CoSign with Kubernetes: Ensure integrity of images before deployment

CoSign with Kubernetes: Ensure integrity of images before deployment

Notary vs CoSign? Is CoSign a good alternative? Can we automate keys & signature rotation?

During the post-exploitation phase, attackers try to enumerate & exploit systems in stealth mode. With containers, it's very easy to run a malicious service by just changing the image name of any deployment. No SOC/IR team will get an alert for this kind of operation as it looks like a regular deployment but it will open a gateway for an innumerous amount of data exfiltration & act as a backdoor.

Hence with cloud & containerized environments ensuring the integrity of the images getting deployed is crucial than ever.

Notary & CoSign are prominent in the industry for signing & validating the integrity of images.

Thanks to GiantSwarm for the ValidatingWebHook boiler template.

TL;DR

High-level overview

  1. We create a private & public pair (CoSign generates ECDAS-P256 key pair). Use a CI pipeline to perform this operation.
  2. These keys need to be stored in KMS solutions like Hashicorp Vault, AWS KMS, etc.
  3. Image signing happens via CI pipeline.
  4. Private key will be fetched from KMS provider, stored in CI secret store & used for signing of images.
  5. We use the public key pair for validating images.

Image repository snapshot

CoSign-Random-Image-Dockerhub.PNG

Push signed information to the registry

CoSign-Random-Image-Signature-Pushed.PNG

Image repository snapshot (Updated)

CoSign-Random-Image-Signature-Dockerhub.PNG

CoSign Workflow

Deployments can be triggered manually or in an automated fashion by leveraging solutions like Argo CD.

CoSign-Workflow.jpg

We will be using a ValidatingWebHook to perform integrity validation of images. An admission controller is written in golang to perform this validating operation.

Notary vs CoSign

NotaryCoSign
Notary uses TUF (The Update Framework) to sign & manage signatures. This framework is quite complex to maintain.CoSign doesn't use TUF framework
Notary creates multiple keys - root, timestamp, snapshots, targets, delegation, and so on making things further complex.Like the TUF framework, there's no structure of different keys. We can of course use the TUF framework with CoSign but that level of complexity isn't required in our environment
Notary uses same keys for signing & validation.CoSign uses a private key for signing & a public key for validation.
There's no direct KMS support for key management making things further complex. This requires a lot of manual effort in securing & rotating the keys.KMS support is available for standard providers like GCP, AWS, Hashicorp.
Notary requires a separate database for storing the signature data.No additional database required. All the image signatures are pushed directly to the registry.
HA feature isn't there by default, we need to build solutions for it.
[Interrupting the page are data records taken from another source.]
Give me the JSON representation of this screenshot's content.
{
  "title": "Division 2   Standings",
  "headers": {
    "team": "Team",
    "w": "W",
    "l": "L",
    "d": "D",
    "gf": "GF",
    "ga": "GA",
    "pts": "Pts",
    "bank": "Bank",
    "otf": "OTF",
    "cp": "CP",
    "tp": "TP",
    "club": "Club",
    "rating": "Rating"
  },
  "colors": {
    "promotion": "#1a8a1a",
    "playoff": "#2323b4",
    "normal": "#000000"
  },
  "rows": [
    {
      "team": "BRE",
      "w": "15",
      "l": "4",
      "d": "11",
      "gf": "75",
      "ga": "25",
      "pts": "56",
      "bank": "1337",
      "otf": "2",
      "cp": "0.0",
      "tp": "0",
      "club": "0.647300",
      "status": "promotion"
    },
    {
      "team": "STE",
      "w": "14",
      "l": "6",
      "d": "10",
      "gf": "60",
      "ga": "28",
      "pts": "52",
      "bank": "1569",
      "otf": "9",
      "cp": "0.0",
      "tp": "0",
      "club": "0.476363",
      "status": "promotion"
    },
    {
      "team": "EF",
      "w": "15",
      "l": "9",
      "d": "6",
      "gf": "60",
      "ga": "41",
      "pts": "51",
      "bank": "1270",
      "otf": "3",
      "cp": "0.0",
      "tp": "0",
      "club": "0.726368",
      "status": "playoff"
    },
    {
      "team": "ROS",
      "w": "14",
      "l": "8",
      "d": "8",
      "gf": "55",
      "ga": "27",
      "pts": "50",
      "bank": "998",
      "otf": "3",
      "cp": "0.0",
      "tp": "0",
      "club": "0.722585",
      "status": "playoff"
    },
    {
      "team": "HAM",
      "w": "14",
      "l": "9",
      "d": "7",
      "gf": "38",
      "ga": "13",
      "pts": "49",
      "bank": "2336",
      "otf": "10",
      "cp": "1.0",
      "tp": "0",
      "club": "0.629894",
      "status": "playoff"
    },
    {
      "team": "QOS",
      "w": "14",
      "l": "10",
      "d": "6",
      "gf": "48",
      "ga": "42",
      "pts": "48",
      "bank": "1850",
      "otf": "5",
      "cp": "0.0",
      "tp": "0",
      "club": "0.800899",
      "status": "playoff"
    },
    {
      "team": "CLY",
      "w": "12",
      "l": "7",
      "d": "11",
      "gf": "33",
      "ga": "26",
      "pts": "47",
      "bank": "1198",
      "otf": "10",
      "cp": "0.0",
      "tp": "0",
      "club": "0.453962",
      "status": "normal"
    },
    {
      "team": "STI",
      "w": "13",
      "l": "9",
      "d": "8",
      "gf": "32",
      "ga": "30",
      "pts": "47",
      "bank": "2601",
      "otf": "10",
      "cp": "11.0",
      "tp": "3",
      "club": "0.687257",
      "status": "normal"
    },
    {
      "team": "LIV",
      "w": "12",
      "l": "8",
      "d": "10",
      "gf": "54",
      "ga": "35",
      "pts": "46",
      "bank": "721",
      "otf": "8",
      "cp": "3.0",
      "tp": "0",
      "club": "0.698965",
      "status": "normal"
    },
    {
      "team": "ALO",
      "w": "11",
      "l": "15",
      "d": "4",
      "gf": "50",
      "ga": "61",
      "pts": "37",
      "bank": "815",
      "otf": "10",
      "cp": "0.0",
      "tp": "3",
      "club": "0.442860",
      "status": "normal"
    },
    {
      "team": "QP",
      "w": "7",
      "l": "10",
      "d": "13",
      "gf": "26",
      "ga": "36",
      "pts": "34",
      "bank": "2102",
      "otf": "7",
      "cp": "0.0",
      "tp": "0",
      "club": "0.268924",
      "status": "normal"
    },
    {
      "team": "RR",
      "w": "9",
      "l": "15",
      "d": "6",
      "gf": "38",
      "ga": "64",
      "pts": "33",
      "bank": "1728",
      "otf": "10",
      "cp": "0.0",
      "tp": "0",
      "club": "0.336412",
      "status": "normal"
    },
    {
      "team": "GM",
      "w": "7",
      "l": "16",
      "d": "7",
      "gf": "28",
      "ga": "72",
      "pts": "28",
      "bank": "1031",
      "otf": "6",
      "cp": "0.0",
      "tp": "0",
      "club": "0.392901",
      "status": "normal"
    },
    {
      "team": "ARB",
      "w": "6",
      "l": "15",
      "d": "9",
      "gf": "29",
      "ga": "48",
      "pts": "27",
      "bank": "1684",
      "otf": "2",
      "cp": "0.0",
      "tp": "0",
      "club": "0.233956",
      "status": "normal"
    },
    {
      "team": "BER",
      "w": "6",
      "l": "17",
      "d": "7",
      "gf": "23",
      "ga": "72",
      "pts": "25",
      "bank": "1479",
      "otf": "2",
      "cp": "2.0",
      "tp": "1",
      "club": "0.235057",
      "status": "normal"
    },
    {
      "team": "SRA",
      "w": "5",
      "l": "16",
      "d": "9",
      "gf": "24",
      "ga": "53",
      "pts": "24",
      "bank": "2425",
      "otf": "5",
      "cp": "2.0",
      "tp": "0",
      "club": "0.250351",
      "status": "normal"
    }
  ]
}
We need to build solutions to handle HA/auto-scaling.Doesn't require additional hardware to run. It's just a single binary. So no requirement for HA/auto-scaling.
We need to ensure the notary server is up & running for seamless integration.CoSign connects directly with the image registry, so a health check isn't applicable.
Eminently, notary validation is possible only on docker runtime. Most of the environments use containerd and it can't differentiate b/w signed & unsigned imagesSame limitation with container runtime for CoSign
Due to the above limitation of validating things at runtime, we have to use Notary client to validate the images. An additional component for maintenance in the future.We can use ValidingAdmissionWebhook to achieve image validation.
Notary doesn't have RBAC capabilities, allowing anyone to perform privileged operations. To fix this, we have to build Notary from a source with limited capabilities.CoSign uses different keys for signing & validation, hence the lack of RBAC capabilities won't be an issue.
Synchronizing the signature information between multiple data centers is not practical in real-time.Synchronizing the signature data between data centers is very easy.
Without signature data duplication, we cannot validate images in other data center deployments. Additionally, we have to distribute multiple keys for image validation across data centers which is a real overhead.Since, we have only one public & private key, we can re-use it in different data centers without much hassle.
Since pushing & maintaining all the tens of keys across multiple data centers is not feasible, we have to use a different set of keys in each data center for image signing & validation. We have to re-sign the images again & validate them again.This is easily achievable with CoSign. All signature information is stored in registries along with images.
If we use different root keys, target keys, delegation keys, and so on in different data centers, that violates the basic trust principle, single source of truth.CoSign allows us to ensure we follow the single source of truth principle.

Image signing

  1. After key generation, the CI pipeline pushes private & public keys to the KMS provider.
  2. Private keys pulled from KMS & stored in CI secret store.
  3. We use the CI pipeline to sign images with private keys and push them to the registry.

Image validation

We need to validate the signature of the images before deployment. We will use ValidatingWebHook in Kubernetes to verify the signatures.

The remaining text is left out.